Ronan Papillaud, the president of CG Roxane, which owns Crystal Geyser Alpine Spring together with a Japanese pharmaceutical company, Otsuka, was also defensive when asked about his company’s plans.

“We do not belong in this story,” Mr. Papillaud said. “We are not depriving anyone of anything.” CG Roxane has bought water from Roseburg since the late 1990s and dedicates one of its production lines in its Weed plant to bottling water bound for Japan.

Mr. Papillaud described his deal with Roseburg as a simple relationship between a buyer and seller.

“Is this blood water? Are they involved in child labor?” he asked rhetorically. “We are clients, end of story.”

Watching the water dispute warily are members of the Winnemem Wintu, a small Native American tribe that considers the slopes of Mount Shasta sacred.

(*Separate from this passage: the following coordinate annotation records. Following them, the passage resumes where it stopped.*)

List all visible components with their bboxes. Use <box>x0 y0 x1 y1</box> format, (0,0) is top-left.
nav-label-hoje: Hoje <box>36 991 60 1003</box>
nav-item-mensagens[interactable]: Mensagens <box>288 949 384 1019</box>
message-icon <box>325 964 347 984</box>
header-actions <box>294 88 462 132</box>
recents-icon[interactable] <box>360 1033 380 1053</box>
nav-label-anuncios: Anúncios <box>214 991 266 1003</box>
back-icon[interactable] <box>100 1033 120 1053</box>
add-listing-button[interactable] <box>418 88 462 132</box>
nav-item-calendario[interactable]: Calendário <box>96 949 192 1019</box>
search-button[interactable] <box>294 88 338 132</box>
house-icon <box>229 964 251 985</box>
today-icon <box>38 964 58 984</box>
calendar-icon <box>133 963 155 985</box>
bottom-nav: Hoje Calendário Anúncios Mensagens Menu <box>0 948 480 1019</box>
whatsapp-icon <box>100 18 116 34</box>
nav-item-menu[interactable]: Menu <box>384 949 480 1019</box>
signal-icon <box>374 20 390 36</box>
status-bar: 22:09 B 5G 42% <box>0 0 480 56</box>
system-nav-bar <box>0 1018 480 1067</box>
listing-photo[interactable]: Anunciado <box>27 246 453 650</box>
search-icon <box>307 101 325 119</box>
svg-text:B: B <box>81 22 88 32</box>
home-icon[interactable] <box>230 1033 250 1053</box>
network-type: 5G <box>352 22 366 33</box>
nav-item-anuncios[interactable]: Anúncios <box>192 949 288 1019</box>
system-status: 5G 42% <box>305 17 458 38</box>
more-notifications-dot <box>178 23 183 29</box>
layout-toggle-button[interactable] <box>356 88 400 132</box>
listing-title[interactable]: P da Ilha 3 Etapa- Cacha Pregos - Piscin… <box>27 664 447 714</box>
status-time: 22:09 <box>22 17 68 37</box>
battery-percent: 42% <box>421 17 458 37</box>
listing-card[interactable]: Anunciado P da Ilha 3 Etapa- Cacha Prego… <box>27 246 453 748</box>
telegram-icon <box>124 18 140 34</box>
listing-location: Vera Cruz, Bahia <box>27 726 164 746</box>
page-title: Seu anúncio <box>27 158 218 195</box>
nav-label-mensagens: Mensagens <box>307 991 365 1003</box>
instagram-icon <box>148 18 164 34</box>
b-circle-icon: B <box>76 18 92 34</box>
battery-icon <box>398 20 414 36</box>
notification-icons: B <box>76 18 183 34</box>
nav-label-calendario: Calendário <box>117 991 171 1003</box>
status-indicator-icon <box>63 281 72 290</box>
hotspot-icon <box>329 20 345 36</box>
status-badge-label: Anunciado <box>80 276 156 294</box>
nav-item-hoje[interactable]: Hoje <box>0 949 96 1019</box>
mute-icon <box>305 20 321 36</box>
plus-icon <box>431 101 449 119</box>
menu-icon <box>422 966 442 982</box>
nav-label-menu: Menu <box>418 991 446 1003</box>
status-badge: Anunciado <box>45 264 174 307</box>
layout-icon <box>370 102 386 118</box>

According to tribal beliefs, one of the springs on the mountain is the place where animals and mankind emerged into the world. Six years ago, for the first time in the oral history of the tribe, that spring dried up, according to Luisa Navejas, a tribe member.

The water around Mount Shasta is not limitless, she said.

“This mountain is calling us now, and we need to listen,” Ms. Navejas said of the inactive volcano.

“This mountain will talk,” she said. “The time will come.”